AB Positive: The Universal Recipient
On the other end of the spectrum, people with AB positive blood are the luckiest when they need a transfusion. Their blood carries both A and B antigens and the D antigen, so their immune system produces no antibodies against any of these markers. They can safely receive red blood cells from any donor. Only about 3.4% of the U.S. population has this type, making it one of the rarest.
Plasma Rules Are Reversed
Everything above applies to red blood cell transfusions. Plasma, the liquid portion of blood, follows the opposite logic. With plasma, the concern isn’t the antigens on red cells but the antibodies dissolved in the fluid. When you transfuse plasma, you’re giving the recipient someone else’s antibodies.
Type AB plasma contains no anti-A and no anti-B antibodies, so it can be given to anyone. This makes AB the universal plasma donor. Type O plasma, on the other hand, contains antibodies against both A and B antigens, so it can only go to other type O recipients safely. If you’re donating plasma rather than whole blood, AB is the most versatile type, not O.
Platelet Transfusions
Platelets occupy a middle ground. They carry ABO antigens on their surface, and they’re collected in plasma that contains the donor’s ABO antibodies. So ABO compatibility matters in two directions: mismatched platelets may be cleared from the recipient’s bloodstream faster, reducing effectiveness, and incompatible plasma from the donor can attack the recipient’s red blood cells.
Platelets don’t carry Rh antigens themselves, but platelet products contain trace amounts of red blood cells or red cell fragments from the donor. If a Rh-negative person receives platelets from a Rh-positive donor, those fragments can trigger the production of anti-D antibodies. This is a particular concern for women of childbearing age, because anti-D antibodies developed this way can later attack a Rh-positive fetus during pregnancy. When this situation arises, a preventive injection of Rh immune globulin is given to block that immune response.
Rh Factor and Pregnancy
The Rh system has special significance during pregnancy. When a Rh-negative mother carries a Rh-positive baby (inheriting the D antigen from the father), small amounts of fetal blood can mix with the mother’s during delivery. Her immune system recognizes the D antigen as foreign and begins producing antibodies against it.

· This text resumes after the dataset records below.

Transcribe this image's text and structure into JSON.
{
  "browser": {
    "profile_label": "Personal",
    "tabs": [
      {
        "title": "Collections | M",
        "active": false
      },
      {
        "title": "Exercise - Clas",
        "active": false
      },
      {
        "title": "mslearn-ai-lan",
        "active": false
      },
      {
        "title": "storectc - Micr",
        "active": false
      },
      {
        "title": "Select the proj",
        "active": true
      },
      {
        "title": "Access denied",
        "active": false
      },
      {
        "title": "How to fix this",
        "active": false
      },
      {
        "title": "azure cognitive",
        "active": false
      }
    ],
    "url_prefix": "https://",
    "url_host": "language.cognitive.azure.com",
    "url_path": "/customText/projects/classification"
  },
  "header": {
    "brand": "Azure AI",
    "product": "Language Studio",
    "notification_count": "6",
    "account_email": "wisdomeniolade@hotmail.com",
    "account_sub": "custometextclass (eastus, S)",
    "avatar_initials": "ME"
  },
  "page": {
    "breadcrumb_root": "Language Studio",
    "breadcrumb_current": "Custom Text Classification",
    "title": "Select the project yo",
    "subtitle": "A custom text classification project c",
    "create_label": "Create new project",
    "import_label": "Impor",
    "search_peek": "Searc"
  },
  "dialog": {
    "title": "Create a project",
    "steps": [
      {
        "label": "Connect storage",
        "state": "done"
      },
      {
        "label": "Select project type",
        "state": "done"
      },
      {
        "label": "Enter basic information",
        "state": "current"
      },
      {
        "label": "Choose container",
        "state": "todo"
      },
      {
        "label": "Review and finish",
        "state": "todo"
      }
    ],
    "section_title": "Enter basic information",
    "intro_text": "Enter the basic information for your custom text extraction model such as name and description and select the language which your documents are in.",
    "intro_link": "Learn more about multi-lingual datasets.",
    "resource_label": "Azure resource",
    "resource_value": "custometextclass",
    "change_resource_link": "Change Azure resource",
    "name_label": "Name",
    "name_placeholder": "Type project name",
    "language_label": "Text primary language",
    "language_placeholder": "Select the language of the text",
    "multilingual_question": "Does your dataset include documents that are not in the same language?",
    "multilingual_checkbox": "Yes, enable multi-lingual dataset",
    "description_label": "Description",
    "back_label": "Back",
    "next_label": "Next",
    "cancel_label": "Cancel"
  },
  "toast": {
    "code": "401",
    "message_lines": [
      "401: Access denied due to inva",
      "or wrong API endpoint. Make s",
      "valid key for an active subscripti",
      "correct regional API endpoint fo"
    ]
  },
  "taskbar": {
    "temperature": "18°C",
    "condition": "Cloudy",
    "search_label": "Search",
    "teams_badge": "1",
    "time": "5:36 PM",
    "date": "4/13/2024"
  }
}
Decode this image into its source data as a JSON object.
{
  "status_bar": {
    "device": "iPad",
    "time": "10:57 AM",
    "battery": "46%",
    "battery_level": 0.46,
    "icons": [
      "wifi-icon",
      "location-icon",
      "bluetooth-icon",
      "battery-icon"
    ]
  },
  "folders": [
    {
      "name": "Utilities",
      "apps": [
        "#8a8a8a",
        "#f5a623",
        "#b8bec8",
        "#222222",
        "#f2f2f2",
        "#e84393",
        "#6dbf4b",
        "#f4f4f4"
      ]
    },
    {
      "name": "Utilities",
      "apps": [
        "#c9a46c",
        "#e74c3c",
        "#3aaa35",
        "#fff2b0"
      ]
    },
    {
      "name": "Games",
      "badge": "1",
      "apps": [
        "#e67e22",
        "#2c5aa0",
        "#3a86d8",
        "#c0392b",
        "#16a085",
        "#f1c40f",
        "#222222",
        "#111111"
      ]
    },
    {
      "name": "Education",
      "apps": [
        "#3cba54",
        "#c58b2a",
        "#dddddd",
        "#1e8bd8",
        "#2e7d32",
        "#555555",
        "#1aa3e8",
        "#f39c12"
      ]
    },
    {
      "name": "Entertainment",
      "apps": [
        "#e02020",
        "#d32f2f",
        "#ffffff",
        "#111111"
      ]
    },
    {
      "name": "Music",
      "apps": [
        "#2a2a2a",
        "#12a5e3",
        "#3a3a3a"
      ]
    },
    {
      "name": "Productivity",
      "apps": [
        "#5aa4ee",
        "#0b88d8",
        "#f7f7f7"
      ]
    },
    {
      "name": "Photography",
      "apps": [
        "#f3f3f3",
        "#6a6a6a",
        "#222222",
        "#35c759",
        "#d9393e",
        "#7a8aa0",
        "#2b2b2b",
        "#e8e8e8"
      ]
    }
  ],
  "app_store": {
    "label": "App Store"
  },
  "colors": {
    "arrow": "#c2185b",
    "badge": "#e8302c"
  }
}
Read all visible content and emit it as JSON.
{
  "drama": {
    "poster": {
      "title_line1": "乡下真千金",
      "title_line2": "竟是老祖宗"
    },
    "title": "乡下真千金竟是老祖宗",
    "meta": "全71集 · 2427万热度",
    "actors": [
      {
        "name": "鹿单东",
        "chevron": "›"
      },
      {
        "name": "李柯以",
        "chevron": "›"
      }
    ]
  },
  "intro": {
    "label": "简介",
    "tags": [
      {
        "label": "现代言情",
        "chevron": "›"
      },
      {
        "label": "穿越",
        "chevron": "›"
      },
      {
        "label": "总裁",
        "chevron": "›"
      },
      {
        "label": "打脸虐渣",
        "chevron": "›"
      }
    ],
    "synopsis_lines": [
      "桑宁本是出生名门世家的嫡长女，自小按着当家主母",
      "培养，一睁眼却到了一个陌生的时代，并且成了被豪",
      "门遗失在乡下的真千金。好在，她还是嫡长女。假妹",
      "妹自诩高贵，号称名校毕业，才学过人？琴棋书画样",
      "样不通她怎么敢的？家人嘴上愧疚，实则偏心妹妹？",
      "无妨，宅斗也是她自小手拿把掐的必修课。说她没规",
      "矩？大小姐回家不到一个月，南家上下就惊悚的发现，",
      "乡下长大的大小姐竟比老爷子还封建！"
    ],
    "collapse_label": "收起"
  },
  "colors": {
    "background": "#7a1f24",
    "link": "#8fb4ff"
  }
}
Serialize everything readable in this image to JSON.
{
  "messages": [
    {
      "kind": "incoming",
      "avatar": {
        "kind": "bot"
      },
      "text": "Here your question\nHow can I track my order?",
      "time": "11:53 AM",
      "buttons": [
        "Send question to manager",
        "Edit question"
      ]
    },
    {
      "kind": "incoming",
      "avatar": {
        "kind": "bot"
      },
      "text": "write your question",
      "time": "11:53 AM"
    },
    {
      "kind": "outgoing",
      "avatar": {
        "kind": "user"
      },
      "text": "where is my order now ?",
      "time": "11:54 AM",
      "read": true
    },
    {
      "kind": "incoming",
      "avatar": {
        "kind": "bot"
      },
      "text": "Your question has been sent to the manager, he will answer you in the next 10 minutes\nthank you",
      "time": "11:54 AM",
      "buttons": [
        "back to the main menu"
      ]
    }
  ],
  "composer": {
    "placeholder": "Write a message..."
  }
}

The first pregnancy is usually unaffected, because the initial antibodies produced are a type that can’t cross the placenta. But in a subsequent pregnancy with another Rh-positive baby, the mother’s immune system has already switched to producing a smaller, more aggressive antibody that does cross the placenta. These antibodies attack the baby’s red blood cells, causing a condition called hemolytic disease of the newborn. This is preventable with an injection given during and after pregnancy to stop the mother’s immune system from forming those antibodies in the first place.
Rare Types Beyond ABO and Rh
The ABO and Rh systems are the most clinically important, but more than 300 other blood group antigens exist. Most rarely cause problems, but some do. The Bombay phenotype is a striking example. People with this extremely rare blood type lack a foundational molecule that the A and B antigens are built on. Their immune system produces antibodies against that molecule, which means they react to every ABO type, including type O. They can only receive blood from other individuals with the Bombay phenotype or use their own stored blood. Transfusing even type O red blood cells to someone with the Bombay phenotype can cause a fatal reaction.
People with rare phenotypes like this often register with specialized rare blood donor programs, and some bank their own blood in advance of planned surgeries. It’s a reminder that while the eight common blood types cover the vast majority of transfusion needs, compatibility can be more complex than the standard chart suggests.